- A segunda fase da Operação Fake PF foi deflagrada nesta quinta-feira, em São Paulo, com a prisão de um suspeito por se passar por policial federal para aplicar golpes em empresários.
- Dois integrantes da mesma quadrilha permanecem foragidos e são investigados por estelionato, segundo a Polícia Federal.
- O golpe consistia em oferecer oportunidades falsas de anúncio em uma revista digital da polícia que não existiu, com site oficial falso e uso de emblemas da PF.
- Durante a operação, foram apreendidos 320 mil reais e 60 mil dólares, além de veículo, computadores, celulares e documentos, totalizando mais de 620 mil reais em dinheiro.

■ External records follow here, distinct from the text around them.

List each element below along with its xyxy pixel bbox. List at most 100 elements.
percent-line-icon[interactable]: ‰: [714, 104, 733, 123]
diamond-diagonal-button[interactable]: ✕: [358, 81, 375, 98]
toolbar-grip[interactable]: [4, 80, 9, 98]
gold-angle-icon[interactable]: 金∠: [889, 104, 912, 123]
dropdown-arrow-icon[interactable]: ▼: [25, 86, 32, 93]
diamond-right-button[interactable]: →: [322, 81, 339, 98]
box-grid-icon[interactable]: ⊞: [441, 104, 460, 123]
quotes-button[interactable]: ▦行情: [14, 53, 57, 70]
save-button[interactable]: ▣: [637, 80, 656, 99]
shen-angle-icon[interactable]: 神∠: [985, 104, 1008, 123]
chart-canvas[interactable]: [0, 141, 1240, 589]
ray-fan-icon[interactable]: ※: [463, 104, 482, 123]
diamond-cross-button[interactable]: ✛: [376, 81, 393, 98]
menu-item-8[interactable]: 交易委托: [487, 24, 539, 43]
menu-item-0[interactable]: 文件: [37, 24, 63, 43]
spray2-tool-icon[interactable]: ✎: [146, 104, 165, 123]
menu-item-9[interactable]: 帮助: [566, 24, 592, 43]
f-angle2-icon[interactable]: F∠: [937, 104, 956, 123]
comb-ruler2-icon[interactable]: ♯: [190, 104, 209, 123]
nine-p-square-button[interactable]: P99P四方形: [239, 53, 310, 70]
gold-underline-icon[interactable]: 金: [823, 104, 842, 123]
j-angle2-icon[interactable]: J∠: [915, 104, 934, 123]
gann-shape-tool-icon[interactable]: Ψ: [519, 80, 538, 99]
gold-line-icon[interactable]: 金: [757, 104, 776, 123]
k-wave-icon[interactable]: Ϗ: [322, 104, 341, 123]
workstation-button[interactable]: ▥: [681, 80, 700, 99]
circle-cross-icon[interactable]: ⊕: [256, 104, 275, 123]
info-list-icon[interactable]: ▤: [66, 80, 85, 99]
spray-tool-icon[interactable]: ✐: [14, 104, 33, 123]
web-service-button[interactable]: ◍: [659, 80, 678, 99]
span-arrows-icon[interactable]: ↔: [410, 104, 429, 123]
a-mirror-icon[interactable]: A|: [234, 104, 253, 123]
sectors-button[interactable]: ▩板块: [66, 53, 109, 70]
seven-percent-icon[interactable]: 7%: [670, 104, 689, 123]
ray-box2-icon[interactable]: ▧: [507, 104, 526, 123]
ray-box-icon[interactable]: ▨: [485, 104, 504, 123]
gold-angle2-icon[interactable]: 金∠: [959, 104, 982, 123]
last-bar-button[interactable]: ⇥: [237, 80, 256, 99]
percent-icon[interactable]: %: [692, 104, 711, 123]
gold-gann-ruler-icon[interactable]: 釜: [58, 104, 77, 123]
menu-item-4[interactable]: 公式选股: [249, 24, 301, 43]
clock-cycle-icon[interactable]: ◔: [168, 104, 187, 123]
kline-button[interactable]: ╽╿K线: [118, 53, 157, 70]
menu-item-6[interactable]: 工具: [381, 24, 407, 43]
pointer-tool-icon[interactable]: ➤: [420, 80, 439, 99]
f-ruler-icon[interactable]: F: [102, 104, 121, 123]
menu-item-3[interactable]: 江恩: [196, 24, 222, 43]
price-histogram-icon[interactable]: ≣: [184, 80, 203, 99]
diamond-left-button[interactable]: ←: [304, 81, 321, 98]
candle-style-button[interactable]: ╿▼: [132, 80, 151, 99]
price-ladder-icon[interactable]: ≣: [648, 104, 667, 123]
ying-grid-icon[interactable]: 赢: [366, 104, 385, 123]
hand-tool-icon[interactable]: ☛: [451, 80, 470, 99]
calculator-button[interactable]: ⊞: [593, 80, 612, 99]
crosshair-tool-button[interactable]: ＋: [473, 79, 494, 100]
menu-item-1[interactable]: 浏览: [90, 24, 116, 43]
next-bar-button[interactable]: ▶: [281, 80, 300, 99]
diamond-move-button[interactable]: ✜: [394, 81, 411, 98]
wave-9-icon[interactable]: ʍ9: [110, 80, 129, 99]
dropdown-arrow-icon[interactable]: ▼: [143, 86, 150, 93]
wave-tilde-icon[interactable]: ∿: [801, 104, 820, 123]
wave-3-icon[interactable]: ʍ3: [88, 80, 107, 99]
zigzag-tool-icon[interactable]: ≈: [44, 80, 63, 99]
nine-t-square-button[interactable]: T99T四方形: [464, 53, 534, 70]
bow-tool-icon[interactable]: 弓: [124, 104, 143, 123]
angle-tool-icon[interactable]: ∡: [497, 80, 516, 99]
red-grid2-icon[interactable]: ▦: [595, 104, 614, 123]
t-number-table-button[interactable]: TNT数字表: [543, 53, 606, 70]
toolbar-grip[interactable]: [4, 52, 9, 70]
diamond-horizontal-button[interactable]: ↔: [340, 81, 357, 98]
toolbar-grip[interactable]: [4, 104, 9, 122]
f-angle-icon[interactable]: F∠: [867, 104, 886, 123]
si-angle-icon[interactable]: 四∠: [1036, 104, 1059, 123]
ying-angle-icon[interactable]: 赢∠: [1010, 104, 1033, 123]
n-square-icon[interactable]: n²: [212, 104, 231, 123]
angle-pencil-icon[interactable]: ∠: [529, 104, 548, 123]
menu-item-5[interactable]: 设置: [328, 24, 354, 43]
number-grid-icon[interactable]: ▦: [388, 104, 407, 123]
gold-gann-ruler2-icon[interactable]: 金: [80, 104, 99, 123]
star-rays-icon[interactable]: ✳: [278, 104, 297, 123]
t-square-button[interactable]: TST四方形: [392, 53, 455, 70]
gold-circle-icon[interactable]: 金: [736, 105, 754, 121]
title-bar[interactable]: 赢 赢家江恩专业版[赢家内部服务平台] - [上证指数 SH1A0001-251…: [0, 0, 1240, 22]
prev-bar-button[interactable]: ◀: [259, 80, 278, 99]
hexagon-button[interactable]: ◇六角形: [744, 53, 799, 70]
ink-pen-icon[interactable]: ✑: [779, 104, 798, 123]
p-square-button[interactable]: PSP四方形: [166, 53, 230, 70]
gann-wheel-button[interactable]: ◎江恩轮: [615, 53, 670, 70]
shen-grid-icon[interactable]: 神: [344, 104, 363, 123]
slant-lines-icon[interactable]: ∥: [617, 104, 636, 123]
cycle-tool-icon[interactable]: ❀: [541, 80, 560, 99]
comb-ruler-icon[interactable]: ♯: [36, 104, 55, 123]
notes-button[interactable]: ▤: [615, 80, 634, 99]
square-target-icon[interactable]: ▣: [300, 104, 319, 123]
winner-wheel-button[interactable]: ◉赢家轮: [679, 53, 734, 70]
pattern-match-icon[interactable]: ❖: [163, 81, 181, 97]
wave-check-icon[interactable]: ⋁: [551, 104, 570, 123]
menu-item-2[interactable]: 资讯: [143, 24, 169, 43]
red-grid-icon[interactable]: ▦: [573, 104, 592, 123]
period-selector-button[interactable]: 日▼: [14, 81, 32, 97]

- Ao todo, foram cumpridos três mandados de prisão temporária e cinco de busca e apreensão em endereços de São Paulo; os investigados podem responder por estelionato digital, associação criminosa e uso indevido de símbolo público.
A segunda fase da operação Fake PF foi deflagrada nesta quinta-feira em São Paulo. Um homem foi preso, suspeito de se passar por agente da Polícia Federal para aplicar golpes em empresários. Dois integrantes da mesma quadrilha continuam foragidos.
O esquema consistia em oferecer falsas oportunidades de anúncio em uma revista digital da PF que nunca existiu. Os criminosos, fingindo ser policiais, ligavam para empresários cobrando valores para patrocinar o suposto periódico. Havia até um site oficial falso que ostentava emblemas da PF e reproduzia informações reais sobre operações.
A prisão ocorreu como parte de ações da PF após a segunda fase da operação. Na primeira etapa, deflagrada em janeiro, três pessoas já haviam sido presas, todas em São Paulo. A investigação envolve crimes de estelionato digital, associação criminosa e uso indevido de símbolo público.
Durante a operação, foram apreendidos cerca de 320 mil reais e 60 mil dólares em espécie, totalizando mais de 620 mil reais em dinheiro. Também foram apreendidos um veículo, computadores, celulares e documentos. Ao todo, foram cumpridos três mandados de prisão temporária e cinco de busca e apreensão em endereços na capital paulista, conforme a PF.